The brulees may be refrigerated for up to an hour before the toffee starts to dissolve. - Serves 4
YOGHURT CHICKEN CURRY
INGREDIENTS
Sauce: 2 Tbsp canola oil
1 tsp cumin seeds
1 medium onion, diced
2 bay leaves
400g can whole plum tomatoes in juice
4 cloves garlic
3cm piece root ginger, peeled and chopped
2 small chillies, seeded
1/2 tsp each: ground turmeric, paprika
Chicken: 1kg skinned and boned chicken thighs, halved
2 red-skinned potatoes, cut into 2.5cm cubes
1 tsp honey
1/4 cup thick and creamy Greek yoghurt
METHOD
Heat the oil on medium in a large, non-stick saucepan. Stir in the cumin seeds until they darken slightly.
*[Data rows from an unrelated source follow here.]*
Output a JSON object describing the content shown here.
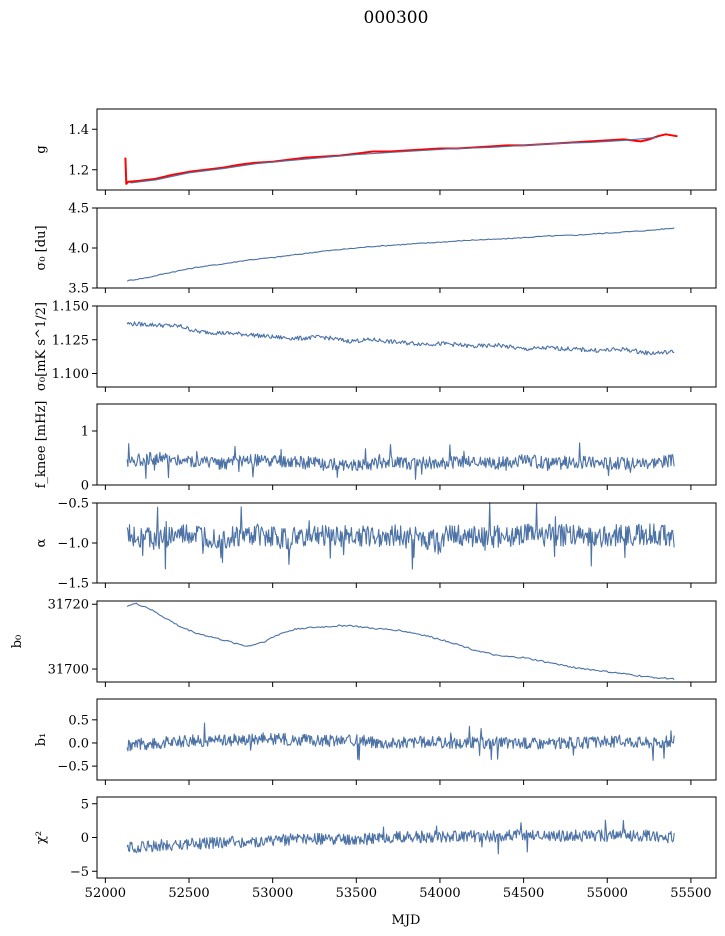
{
  "figure": {
    "title": "000300",
    "xlabel": "MJD"
  },
  "colors": {
    "series": "#4c72a6",
    "highlight": "#ff0000",
    "axes": "#000000"
  },
  "chart_data": [
    {
      "id": "g",
      "type": "line",
      "ylabel": "g",
      "xlim": [
        51950,
        55650
      ],
      "ylim": [
        1.1,
        1.5
      ],
      "grid": false,
      "x_ticks": [
        52000,
        52500,
        53000,
        53500,
        54000,
        54500,
        55000,
        55500
      ],
      "y_ticks": [
        1.2,
        1.4
      ],
      "y_tick_labels": [
        "1.2",
        "1.4"
      ],
      "series": [
        {
          "color": "#ff0000",
          "x": [
            52120,
            52125,
            52135,
            52200,
            52300,
            52400,
            52500,
            52600,
            52700,
            52800,
            52900,
            53000,
            53100,
            53200,
            53300,
            53400,
            53500,
            53600,
            53700,
            53800,
            53900,
            54000,
            54100,
            54200,
            54300,
            54400,
            54500,
            54600,
            54700,
            54800,
            54900,
            55000,
            55100,
            55150,
            55200,
            55250,
            55300,
            55350,
            55420
          ],
          "y": [
            1.26,
            1.13,
            1.14,
            1.145,
            1.155,
            1.175,
            1.19,
            1.2,
            1.21,
            1.225,
            1.235,
            1.24,
            1.25,
            1.26,
            1.265,
            1.27,
            1.28,
            1.29,
            1.29,
            1.295,
            1.3,
            1.305,
            1.305,
            1.31,
            1.315,
            1.32,
            1.32,
            1.325,
            1.33,
            1.335,
            1.34,
            1.345,
            1.35,
            1.345,
            1.34,
            1.35,
            1.365,
            1.375,
            1.365
          ]
        },
        {
          "color": "#4c72a6",
          "x": [
            52150,
            52300,
            52500,
            52700,
            52900,
            53100,
            53300,
            53500,
            53700,
            53900,
            54100,
            54300,
            54500,
            54700,
            54900,
            55100,
            55300
          ],
          "y": [
            1.135,
            1.15,
            1.185,
            1.205,
            1.23,
            1.245,
            1.26,
            1.275,
            1.285,
            1.295,
            1.305,
            1.31,
            1.32,
            1.33,
            1.335,
            1.345,
            1.36
          ]
        }
      ]
    },
    {
      "id": "sigma0-du",
      "type": "line",
      "ylabel": "σ₀ [du]",
      "xlim": [
        51950,
        55650
      ],
      "ylim": [
        3.5,
        4.5
      ],
      "grid": false,
      "x_ticks": [
        52000,
        52500,
        53000,
        53500,
        54000,
        54500,
        55000,
        55500
      ],
      "y_ticks": [
        3.5,
        4.0,
        4.5
      ],
      "y_tick_labels": [
        "3.5",
        "4.0",
        "4.5"
      ],
      "series": [
        {
          "color": "#4c72a6",
          "x": [
            52130,
            52250,
            52400,
            52550,
            52700,
            52850,
            53000,
            53150,
            53300,
            53450,
            53600,
            53750,
            53900,
            54050,
            54200,
            54350,
            54500,
            54650,
            54800,
            54950,
            55100,
            55250,
            55400
          ],
          "y": [
            3.59,
            3.63,
            3.7,
            3.76,
            3.8,
            3.85,
            3.88,
            3.92,
            3.96,
            3.99,
            4.02,
            4.04,
            4.06,
            4.08,
            4.1,
            4.11,
            4.13,
            4.15,
            4.16,
            4.18,
            4.2,
            4.22,
            4.25
          ]
        }
      ]
    },
    {
      "id": "sigma0-mks",
      "type": "line",
      "ylabel": "σ₀[mK s^1/2]",
      "xlim": [
        51950,
        55650
      ],
      "ylim": [
        1.09,
        1.15
      ],
      "grid": false,
      "x_ticks": [
        52000,
        52500,
        53000,
        53500,
        54000,
        54500,
        55000,
        55500
      ],
      "y_ticks": [
        1.1,
        1.125,
        1.15
      ],
      "y_tick_labels": [
        "1.100",
        "1.125",
        "1.150"
      ],
      "series": [
        {
          "color": "#4c72a6",
          "x": [
            52130,
            52300,
            52450,
            52550,
            52700,
            52850,
            53000,
            53150,
            53300,
            53450,
            53600,
            53750,
            53900,
            54050,
            54200,
            54350,
            54500,
            54650,
            54800,
            54950,
            55100,
            55250,
            55400
          ],
          "y": [
            1.137,
            1.136,
            1.135,
            1.131,
            1.13,
            1.129,
            1.127,
            1.126,
            1.127,
            1.124,
            1.125,
            1.123,
            1.122,
            1.122,
            1.12,
            1.121,
            1.118,
            1.119,
            1.118,
            1.117,
            1.118,
            1.115,
            1.116
          ]
        }
      ]
    },
    {
      "id": "fknee",
      "type": "line",
      "ylabel": "f_knee [mHz]",
      "xlim": [
        51950,
        55650
      ],
      "ylim": [
        0,
        1.5
      ],
      "grid": false,
      "x_ticks": [
        52000,
        52500,
        53000,
        53500,
        54000,
        54500,
        55000,
        55500
      ],
      "y_ticks": [
        0,
        1
      ],
      "y_tick_labels": [
        "0",
        "1"
      ],
      "series": [
        {
          "color": "#4c72a6",
          "x": [
            52130,
            52300,
            52500,
            52700,
            52900,
            53100,
            53300,
            53500,
            53700,
            53900,
            54100,
            54300,
            54500,
            54700,
            54900,
            55100,
            55300,
            55400
          ],
          "y": [
            0.45,
            0.5,
            0.45,
            0.4,
            0.45,
            0.42,
            0.4,
            0.38,
            0.42,
            0.4,
            0.42,
            0.4,
            0.45,
            0.4,
            0.42,
            0.4,
            0.43,
            0.45
          ]
        }
      ]
    },
    {
      "id": "alpha",
      "type": "line",
      "ylabel": "α",
      "xlim": [
        51950,
        55650
      ],
      "ylim": [
        -1.5,
        -0.5
      ],
      "grid": false,
      "x_ticks": [
        52000,
        52500,
        53000,
        53500,
        54000,
        54500,
        55000,
        55500
      ],
      "y_ticks": [
        -1.5,
        -1.0,
        -0.5
      ],
      "y_tick_labels": [
        "−1.5",
        "−1.0",
        "−0.5"
      ],
      "series": [
        {
          "color": "#4c72a6",
          "x": [
            52130,
            52300,
            52500,
            52700,
            52900,
            53100,
            53300,
            53500,
            53700,
            53900,
            54100,
            54300,
            54500,
            54700,
            54900,
            55100,
            55300,
            55400
          ],
          "y": [
            -0.9,
            -0.95,
            -0.9,
            -0.95,
            -0.9,
            -0.95,
            -0.9,
            -0.92,
            -0.9,
            -0.95,
            -0.9,
            -0.92,
            -0.9,
            -0.9,
            -0.92,
            -0.9,
            -0.9,
            -0.92
          ]
        }
      ]
    },
    {
      "id": "b0",
      "type": "line",
      "ylabel": "b₀",
      "xlim": [
        51950,
        55650
      ],
      "ylim": [
        31696,
        31721
      ],
      "grid": false,
      "x_ticks": [
        52000,
        52500,
        53000,
        53500,
        54000,
        54500,
        55000,
        55500
      ],
      "y_ticks": [
        31700,
        31720
      ],
      "y_tick_labels": [
        "31700",
        "31720"
      ],
      "series": [
        {
          "color": "#4c72a6",
          "x": [
            52130,
            52180,
            52250,
            52350,
            52450,
            52550,
            52700,
            52850,
            52950,
            53050,
            53150,
            53300,
            53450,
            53600,
            53750,
            53900,
            54050,
            54200,
            54350,
            54500,
            54650,
            54800,
            54950,
            55100,
            55250,
            55400
          ],
          "y": [
            31719.5,
            31720.2,
            31719,
            31716,
            31713,
            31711,
            31709,
            31707,
            31708.5,
            31711,
            31712.5,
            31713,
            31713.5,
            31712.5,
            31712,
            31710.5,
            31708.5,
            31706,
            31704,
            31703.5,
            31702,
            31700.5,
            31699.5,
            31698.5,
            31697.5,
            31697
          ]
        }
      ]
    },
    {
      "id": "b1",
      "type": "line",
      "ylabel": "b₁",
      "xlim": [
        51950,
        55650
      ],
      "ylim": [
        -0.8,
        0.95
      ],
      "grid": false,
      "x_ticks": [
        52000,
        52500,
        53000,
        53500,
        54000,
        54500,
        55000,
        55500
      ],
      "y_ticks": [
        -0.5,
        0.0,
        0.5
      ],
      "y_tick_labels": [
        "−0.5",
        "0.0",
        "0.5"
      ],
      "series": [
        {
          "color": "#4c72a6",
          "x": [
            52130,
            52300,
            52500,
            52700,
            52900,
            53100,
            53300,
            53500,
            53700,
            53900,
            54100,
            54300,
            54500,
            54700,
            54900,
            55100,
            55300,
            55400
          ],
          "y": [
            -0.05,
            0.0,
            0.05,
            0.05,
            0.1,
            0.08,
            0.05,
            0.05,
            0.0,
            0.03,
            0.0,
            0.0,
            0.0,
            0.0,
            0.0,
            0.05,
            0.0,
            0.05
          ]
        }
      ]
    },
    {
      "id": "chi2",
      "type": "line",
      "ylabel": "χ²",
      "xlim": [
        51950,
        55650
      ],
      "ylim": [
        -6,
        6
      ],
      "grid": false,
      "x_ticks": [
        52000,
        52500,
        53000,
        53500,
        54000,
        54500,
        55000,
        55500
      ],
      "x_tick_labels": [
        "52000",
        "52500",
        "53000",
        "53500",
        "54000",
        "54500",
        "55000",
        "55500"
      ],
      "y_ticks": [
        -5,
        0,
        5
      ],
      "y_tick_labels": [
        "−5",
        "0",
        "5"
      ],
      "series": [
        {
          "color": "#4c72a6",
          "x": [
            52130,
            52300,
            52500,
            52700,
            52900,
            53100,
            53300,
            53500,
            53700,
            53900,
            54100,
            54300,
            54500,
            54700,
            54900,
            55100,
            55300,
            55400
          ],
          "y": [
            -1.5,
            -1.2,
            -1.0,
            -0.8,
            -0.5,
            -0.3,
            -0.2,
            -0.3,
            0.0,
            0.1,
            0.2,
            0.2,
            0.3,
            0.2,
            0.3,
            0.3,
            0.2,
            0.0
          ]
        }
      ]
    }
  ]
}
Add the onion and bay leaves and cook until the onion is soft.
Meanwhile, drain the tomatoes reserving the juice.
Place the tomatoes in a blender with the garlic, ginger, chillies, turmeric and paprika. Blend until smooth.
Add to the onion mixture and simmer for 5 minutes. Add the chicken and potatoes.
Simmer for 5 minutes.
Make the tomato juice up to 1 cup with water and add to the chicken with the honey.
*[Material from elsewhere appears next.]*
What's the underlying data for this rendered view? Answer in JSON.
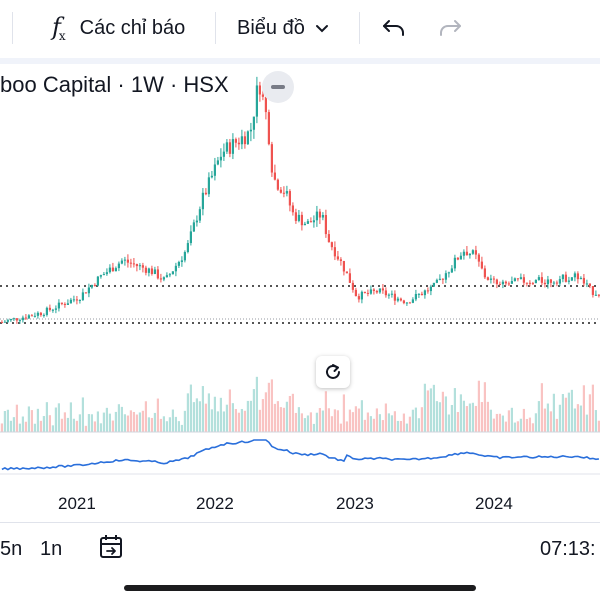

Simmer, uncovered, for about 20 minutes, until the potatoes and chicken are cooked.
Stir in the yoghurt and serve.
Great topped with additional yoghurt and chopped coriander. -Serves 6
VENISON WITH YOGHURT SAUCE
This is an unusual combo, but it's delicious.
INGREDIENTS
Sauce: 3/4 cup Greek yoghurt
1/4 cup each: parsley, mint leaves, chopped
1 clove garlic, crushed
1 tsp each: honey, lemon juice
1 Tbsp extra virgin olive oil
Steak: 2 x thick venison steaks
1-2 Tbsp rice bran oil
freshly ground black pepper to taste
METHOD
Combine the sauce ingredients. Refrigerate if you wish, but the sauce is best served at room temperature. Pat the steaks dry, bush with oil and sprinkle with black pepper.
Heat the remaining oil in a heavy ridged frying pan. Pan-fry the steaks on medium high for about 3-4 minutes each side, until medium rare. Rest for 3-4 minutes before serving with the sauce. -Serves 2
LEMON YOGHURT CAKE
INGREDIENTS
1 cup each: canola oil, caster sugar
2 eggs
1 cup thick, plain yoghurt
1 tsp finely grated lemon rind
2 cups self-raising flour
1/2 cup mixed dried peel
Yoghurt Icing: 1 cup sifted icing sugar
1/4-1/3 cup plain yoghurt
1/2 tsp vanilla essence
METHOD
Preheat the oven to 170C. Lightly oil and line the base of a 21-23cm springform cake pan with baking paper.
Beat the oil and caster sugar until light. Whisk in the eggs, one at a time. Mix in the yoghurt and lemon rind. Fold in the flour until just combined. It should still be a little lumpy, similar to a muffin mixture.
Fold in the dried peel. Pour into the prepared pan.
Bake for 1 hour or until a skewer inserted in the centre comes out clean. Cool in the pan.
To prepare the icing, combine the icing sugar with enough yoghurt to make it easily spreadable.
Add the vanilla essence. Spread over the cake. Best stored in a covered container in the refrigerator.